A place to call home
The survey results aligned with ING’s latest report on home ownership, which suggested many are working from home for at least six hours a day. This is generally tipped to continue, with the report finding that Australians expect to stay home six hours more per week than before the lockdown, even after offices and other facilities reopen.
A quarter of Australians indicated that they now see their home as “a complete lifestyle hub”, suggesting that the future home may need some changes to accommodate the extra time spent at home.
Nearly 70 per cent need more space or a different type of space to feel comfortable at home. Almost 40 per cent want a change of scenery in some way, with 13 per cent planning to redecorate and one in 10 looking to renovate.
Notably, 9 per cent of respondents want to set up a permanent home office space. Meanwhile, the Westpac survey showed that one in five are seeking a separate study area, suggesting that Australians are beginning to think about how to incorporate their work lives into their living quarters.
While the backyard has always been an iconic feature of the Australian house, this outdoor space has become more important post-COVID-19, with 27 per cent of Westpac survey respondents saying they want to live in a home with a backyard.
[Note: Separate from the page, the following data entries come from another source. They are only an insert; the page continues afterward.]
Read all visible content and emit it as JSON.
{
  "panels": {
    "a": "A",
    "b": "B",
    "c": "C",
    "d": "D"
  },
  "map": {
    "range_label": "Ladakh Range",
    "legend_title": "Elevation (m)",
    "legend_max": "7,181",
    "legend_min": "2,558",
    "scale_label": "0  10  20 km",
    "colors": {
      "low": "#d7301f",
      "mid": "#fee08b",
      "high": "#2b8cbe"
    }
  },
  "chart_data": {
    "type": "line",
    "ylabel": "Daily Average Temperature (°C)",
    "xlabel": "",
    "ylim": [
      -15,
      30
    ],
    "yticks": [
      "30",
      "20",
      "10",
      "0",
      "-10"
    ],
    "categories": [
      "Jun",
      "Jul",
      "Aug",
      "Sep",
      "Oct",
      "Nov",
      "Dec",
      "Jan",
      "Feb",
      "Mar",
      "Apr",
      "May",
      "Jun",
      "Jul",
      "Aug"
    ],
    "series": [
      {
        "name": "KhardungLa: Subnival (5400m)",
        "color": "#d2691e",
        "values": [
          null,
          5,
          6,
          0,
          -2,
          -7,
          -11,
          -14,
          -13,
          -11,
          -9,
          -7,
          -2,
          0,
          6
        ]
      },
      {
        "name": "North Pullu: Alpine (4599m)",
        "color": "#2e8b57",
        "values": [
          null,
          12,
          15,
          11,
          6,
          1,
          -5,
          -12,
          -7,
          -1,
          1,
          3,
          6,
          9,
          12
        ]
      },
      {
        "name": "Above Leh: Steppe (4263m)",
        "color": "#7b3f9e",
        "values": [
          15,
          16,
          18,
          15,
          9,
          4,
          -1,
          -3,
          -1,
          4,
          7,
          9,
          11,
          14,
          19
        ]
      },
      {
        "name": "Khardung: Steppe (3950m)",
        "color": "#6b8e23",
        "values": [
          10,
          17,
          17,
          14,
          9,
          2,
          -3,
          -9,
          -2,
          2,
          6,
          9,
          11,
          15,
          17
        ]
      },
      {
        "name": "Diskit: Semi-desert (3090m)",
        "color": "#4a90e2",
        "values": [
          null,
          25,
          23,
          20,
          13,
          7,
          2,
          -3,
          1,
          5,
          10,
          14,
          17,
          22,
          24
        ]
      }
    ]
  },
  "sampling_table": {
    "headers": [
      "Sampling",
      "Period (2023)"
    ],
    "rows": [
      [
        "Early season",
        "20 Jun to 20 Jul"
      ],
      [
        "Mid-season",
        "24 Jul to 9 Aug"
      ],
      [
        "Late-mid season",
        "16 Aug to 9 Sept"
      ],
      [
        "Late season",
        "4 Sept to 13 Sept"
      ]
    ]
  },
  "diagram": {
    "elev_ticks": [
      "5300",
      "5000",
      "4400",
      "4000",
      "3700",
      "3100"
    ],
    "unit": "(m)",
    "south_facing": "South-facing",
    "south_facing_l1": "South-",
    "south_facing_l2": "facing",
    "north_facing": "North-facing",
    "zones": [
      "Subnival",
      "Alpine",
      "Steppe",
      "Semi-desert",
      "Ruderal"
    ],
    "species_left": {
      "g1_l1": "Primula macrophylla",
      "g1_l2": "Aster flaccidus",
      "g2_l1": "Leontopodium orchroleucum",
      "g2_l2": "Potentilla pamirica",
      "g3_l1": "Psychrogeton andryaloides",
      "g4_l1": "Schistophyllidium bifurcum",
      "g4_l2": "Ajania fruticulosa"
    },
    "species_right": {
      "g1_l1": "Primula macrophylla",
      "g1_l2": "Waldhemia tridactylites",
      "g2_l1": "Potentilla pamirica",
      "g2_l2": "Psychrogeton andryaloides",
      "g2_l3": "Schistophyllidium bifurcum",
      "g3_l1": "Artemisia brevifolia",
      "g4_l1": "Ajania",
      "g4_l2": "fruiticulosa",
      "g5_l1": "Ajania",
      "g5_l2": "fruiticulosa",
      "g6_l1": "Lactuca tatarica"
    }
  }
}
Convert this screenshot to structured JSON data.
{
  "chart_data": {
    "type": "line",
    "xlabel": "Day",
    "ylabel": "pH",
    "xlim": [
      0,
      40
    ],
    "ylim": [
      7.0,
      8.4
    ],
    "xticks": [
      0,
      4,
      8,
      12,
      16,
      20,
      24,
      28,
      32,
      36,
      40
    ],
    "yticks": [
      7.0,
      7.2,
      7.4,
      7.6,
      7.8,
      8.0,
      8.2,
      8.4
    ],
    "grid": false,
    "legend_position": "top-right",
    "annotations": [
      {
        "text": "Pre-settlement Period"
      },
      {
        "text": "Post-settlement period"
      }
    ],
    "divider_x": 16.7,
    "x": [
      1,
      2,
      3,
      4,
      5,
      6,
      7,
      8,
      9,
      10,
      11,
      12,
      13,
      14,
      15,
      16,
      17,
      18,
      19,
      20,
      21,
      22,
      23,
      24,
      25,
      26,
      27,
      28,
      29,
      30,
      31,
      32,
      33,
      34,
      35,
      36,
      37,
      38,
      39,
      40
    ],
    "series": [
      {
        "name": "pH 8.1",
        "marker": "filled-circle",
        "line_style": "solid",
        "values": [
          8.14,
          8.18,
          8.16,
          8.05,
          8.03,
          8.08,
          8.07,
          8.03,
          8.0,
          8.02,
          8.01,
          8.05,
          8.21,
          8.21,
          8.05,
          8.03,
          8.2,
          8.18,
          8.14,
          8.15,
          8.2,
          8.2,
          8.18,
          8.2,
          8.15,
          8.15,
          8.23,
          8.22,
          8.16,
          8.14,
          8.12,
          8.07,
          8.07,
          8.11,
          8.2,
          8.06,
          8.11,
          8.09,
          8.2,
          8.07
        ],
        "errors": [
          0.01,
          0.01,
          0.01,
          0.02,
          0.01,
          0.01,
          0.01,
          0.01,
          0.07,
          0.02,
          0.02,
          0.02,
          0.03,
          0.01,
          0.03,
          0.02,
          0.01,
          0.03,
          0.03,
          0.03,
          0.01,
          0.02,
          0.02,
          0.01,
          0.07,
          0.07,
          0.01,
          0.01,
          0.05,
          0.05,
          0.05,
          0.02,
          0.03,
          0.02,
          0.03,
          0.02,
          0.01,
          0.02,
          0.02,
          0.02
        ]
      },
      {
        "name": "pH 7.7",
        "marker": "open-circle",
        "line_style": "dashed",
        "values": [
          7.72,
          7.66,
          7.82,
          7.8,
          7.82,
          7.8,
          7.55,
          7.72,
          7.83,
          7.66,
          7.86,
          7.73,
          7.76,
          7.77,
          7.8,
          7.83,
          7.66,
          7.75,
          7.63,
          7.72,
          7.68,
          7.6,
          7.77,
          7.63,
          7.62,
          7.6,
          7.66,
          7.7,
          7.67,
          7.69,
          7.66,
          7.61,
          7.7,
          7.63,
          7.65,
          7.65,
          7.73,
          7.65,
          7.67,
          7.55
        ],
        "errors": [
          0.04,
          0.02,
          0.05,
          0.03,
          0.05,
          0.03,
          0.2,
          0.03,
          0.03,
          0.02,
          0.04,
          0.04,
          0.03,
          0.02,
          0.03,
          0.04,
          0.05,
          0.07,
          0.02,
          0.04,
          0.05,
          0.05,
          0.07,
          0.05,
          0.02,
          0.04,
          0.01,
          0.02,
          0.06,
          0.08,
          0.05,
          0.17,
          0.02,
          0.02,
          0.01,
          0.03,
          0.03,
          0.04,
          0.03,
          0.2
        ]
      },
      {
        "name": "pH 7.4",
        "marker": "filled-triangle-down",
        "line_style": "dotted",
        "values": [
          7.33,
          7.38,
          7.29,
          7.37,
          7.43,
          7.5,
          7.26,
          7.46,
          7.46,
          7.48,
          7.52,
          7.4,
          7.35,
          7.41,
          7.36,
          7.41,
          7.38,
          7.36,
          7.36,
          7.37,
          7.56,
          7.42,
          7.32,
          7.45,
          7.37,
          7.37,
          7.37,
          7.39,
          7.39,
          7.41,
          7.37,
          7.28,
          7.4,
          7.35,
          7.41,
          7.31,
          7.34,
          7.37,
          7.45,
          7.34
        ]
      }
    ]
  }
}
Almost one in five hope to also have an outdoor entertainment area at home. For these people, this may mean ruling out apartment living.
Mr Hughes said new residential construction stimulus measures may support Australians’ intentions to improve or extend their dwellings.
“With the government’s recently announced HomeBuilder grants, we expect more Australians will be considering a major renovation to upgrade their home to better meet their needs, or even starting a new home build to cater for their changing lifestyle.”